Against: Geraldine Miller, R-Dallas; Pat Hardy, R-Weatherford; Lawrence Allen, D-Fresno; Mavis Knight, D-Dallas; Bob Craig, R-Lubbock; and Rick Agosto, D-San Antonio.
Did not vote: El Paso Democrat Rene Nuñez was at the meeting earlier but absent for the vote. Corpus Christi Democrat Mary Helen Berlanga was not at the meeting.
Mercer and six other members, however, sank that alternative measure and several other attempts to delay or scuttle the adoption of the resolution.
Questions about the accuracy of the evidence used to justify the resolution were initially rebuffed.
But an hour after approval, board members learned that a reference in the resolution to "Middle Easterners buy(ing) into the U.S. public school textbook oligopoly" was not accurate. They voted to remove the reference and then reapproved the revised measure on a 7-5 vote.

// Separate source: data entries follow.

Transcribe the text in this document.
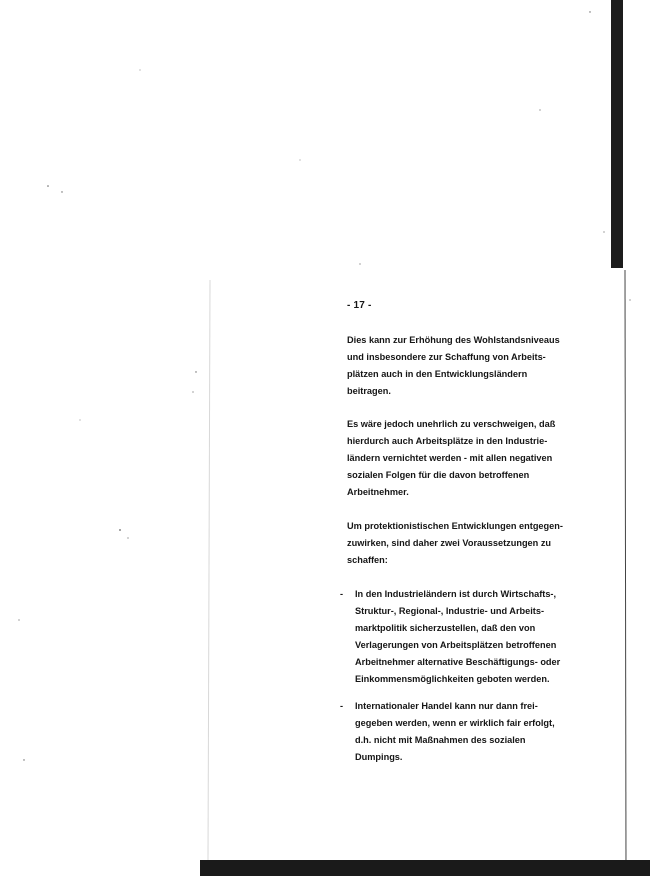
- 17 -
Dies kann zur Erhöhung des Wohlstandsniveaus
und insbesondere zur Schaffung von Arbeits-
plätzen auch in den Entwicklungsländern
beitragen.
Es wäre jedoch unehrlich zu verschweigen, daß
hierdurch auch Arbeitsplätze in den Industrie-
ländern vernichtet werden - mit allen negativen
sozialen Folgen für die davon betroffenen
Arbeitnehmer.
Um protektionistischen Entwicklungen entgegen-
zuwirken, sind daher zwei Voraussetzungen zu
schaffen:
- In den Industrieländern ist durch Wirtschafts-,
Struktur-, Regional-, Industrie- und Arbeits-
marktpolitik sicherzustellen, daß den von
Verlagerungen von Arbeitsplätzen betroffenen
Arbeitnehmer alternative Beschäftigungs- oder
Einkommensmöglichkeiten geboten werden.
- Internationaler Handel kann nur dann frei-
gegeben werden, wenn er wirklich fair erfolgt,
d.h. nicht mit Maßnahmen des sozialen
Dumpings.
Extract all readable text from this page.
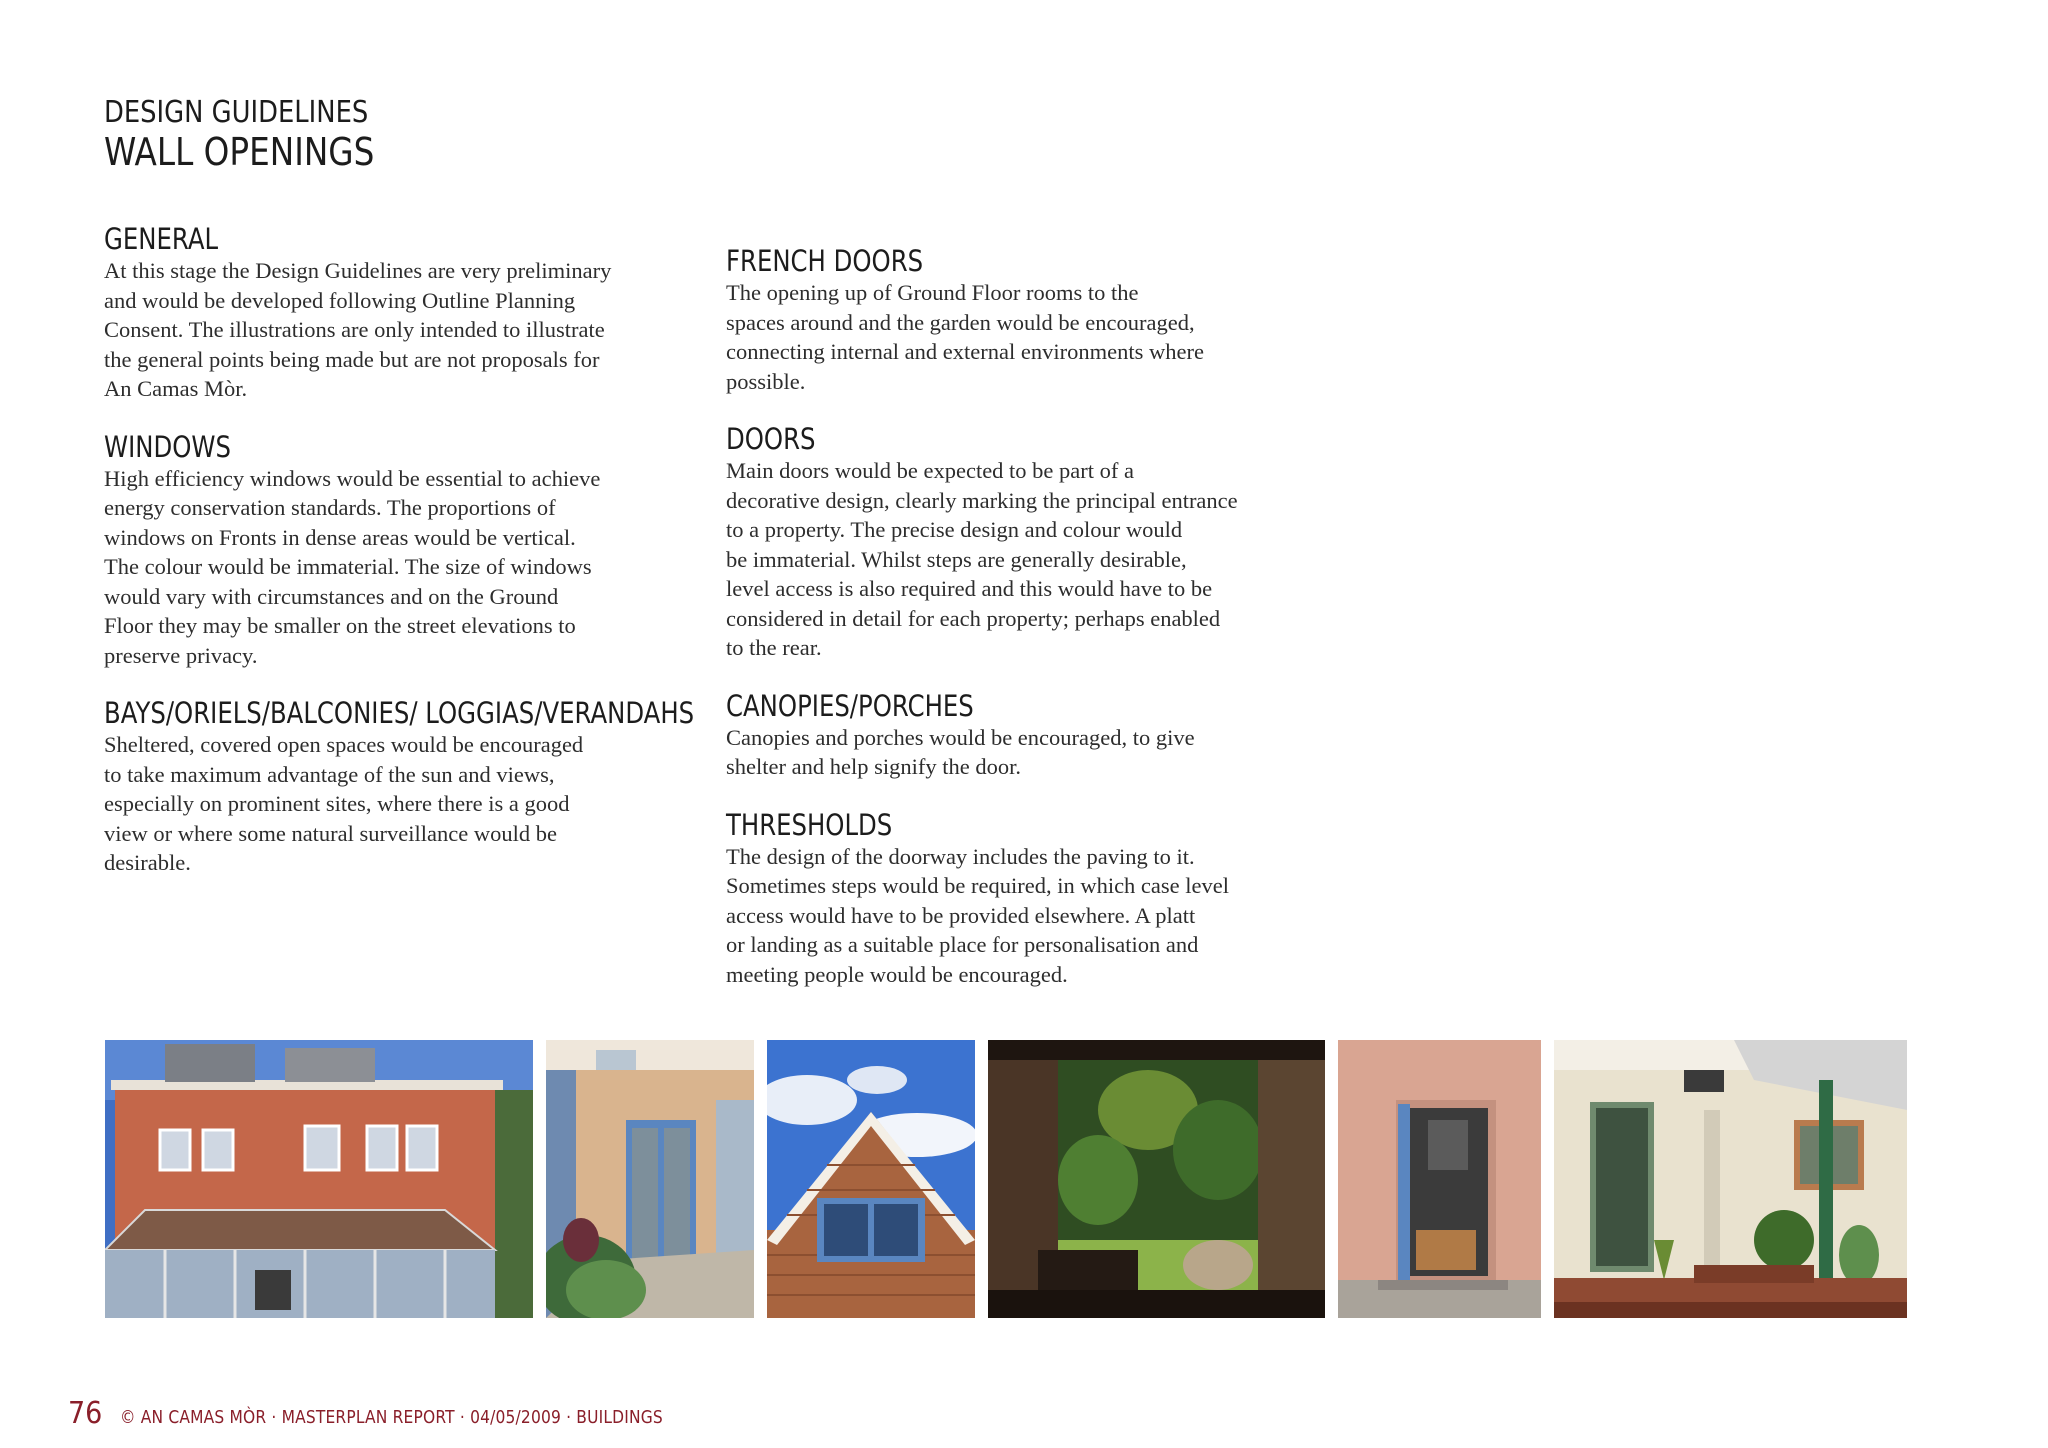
DESIGN GUIDELINES
WALL OPENINGS
GENERAL
At this stage the Design Guidelines are very preliminary
and would be developed following Outline Planning
Consent. The illustrations are only intended to illustrate
the general points being made but are not proposals for
An Camas Mòr.
WINDOWS
High efficiency windows would be essential to achieve
energy conservation standards. The proportions of
windows on Fronts in dense areas would be vertical.
The colour would be immaterial. The size of windows
would vary with circumstances and on the Ground
Floor they may be smaller on the street elevations to
preserve privacy.
BAYS/ORIELS/BALCONIES/ LOGGIAS/VERANDAHS
Sheltered, covered open spaces would be encouraged
to take maximum advantage of the sun and views,
especially on prominent sites, where there is a good
view or where some natural surveillance would be
desirable.
FRENCH DOORS
The opening up of Ground Floor rooms to the
spaces around and the garden would be encouraged,
connecting internal and external environments where
possible.
DOORS
Main doors would be expected to be part of a
decorative design, clearly marking the principal entrance
to a property. The precise design and colour would
be immaterial. Whilst steps are generally desirable,
level access is also required and this would have to be
considered in detail for each property; perhaps enabled
to the rear.
CANOPIES/PORCHES
Canopies and porches would be encouraged, to give
shelter and help signify the door.
THRESHOLDS
The design of the doorway includes the paving to it.
Sometimes steps would be required, in which case level
access would have to be provided elsewhere. A platt
or landing as a suitable place for personalisation and
meeting people would be encouraged.
76 © AN CAMAS MÒR · MASTERPLAN REPORT · 04/05/2009 · BUILDINGS
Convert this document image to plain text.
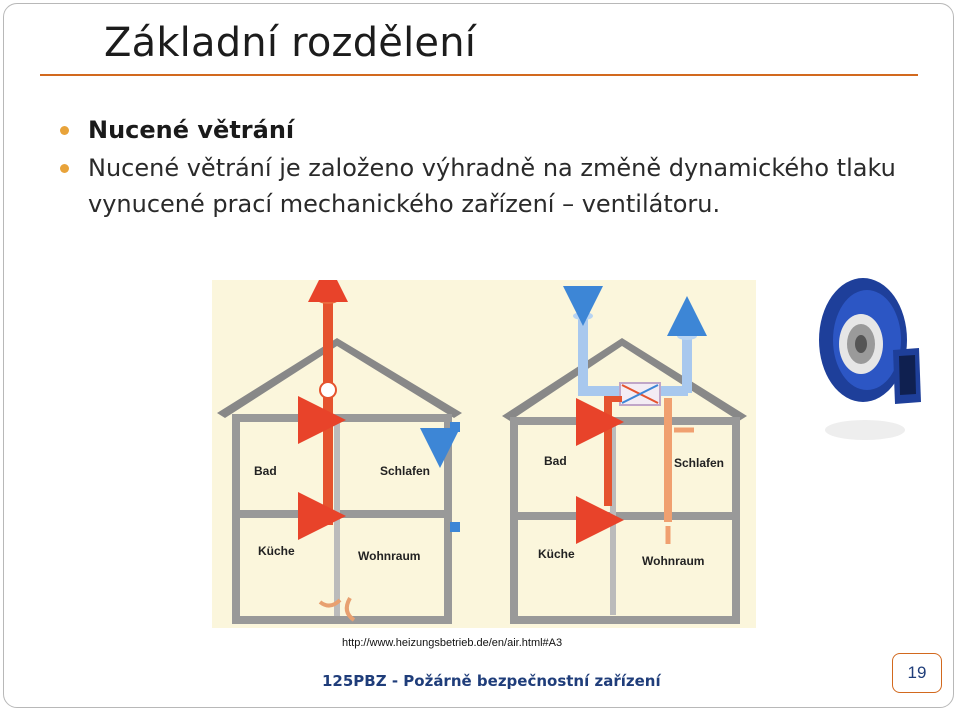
Základní rozdělení
Nucené větrání
Nucené větrání je založeno výhradně na změně dynamického tlaku vynucené prací mechanického zařízení – ventilátoru.
Bad	Schlafen
Küche	Wohnraum
Bad	Schlafen
Küche	Wohnraum
http://www.heizungsbetrieb.de/en/air.html#A3
125PBZ - Požárně bezpečnostní zařízení	19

The practical effect of the resolution is unclear.
Social studies textbooks will probably not be adopted and bought until 2016 because of the state's budget crunch.
Also, the resolution is not binding and reflects the opinions of the board members — opinions that could change with time and elections.
"This is a cosmetic exercise," said board member Mavis Knight , D-Dallas.
But other board members say the resolution sends an important message to textbook publishers.
Board member Terri Leo , R-Spring, said Christianity has been denigrated in past textbooks, citing the evidence in the resolution, and said the problems continue in the current books.
But those problems cannot be addressed in the resolution because of a board rule that limits when a resolution can be considered regarding textbooks in use.
"We've seen it done in the past, as with the books cited in the resolution," Leo said. "What we're trying to do is prohibit and send a clear message to the publishers that it should not happen in the future."
Imam Islam Mossaad of the North Austin Muslim Community Center said the board resolution has generated a lot of heat and debate over recent weeks, but it is not representative of how Muslims here are treated by their Christian and Jewish neighbors.
"This is so far away from ... the vibe that I get," Mossaad said. "We have differences, but we're still neighbors."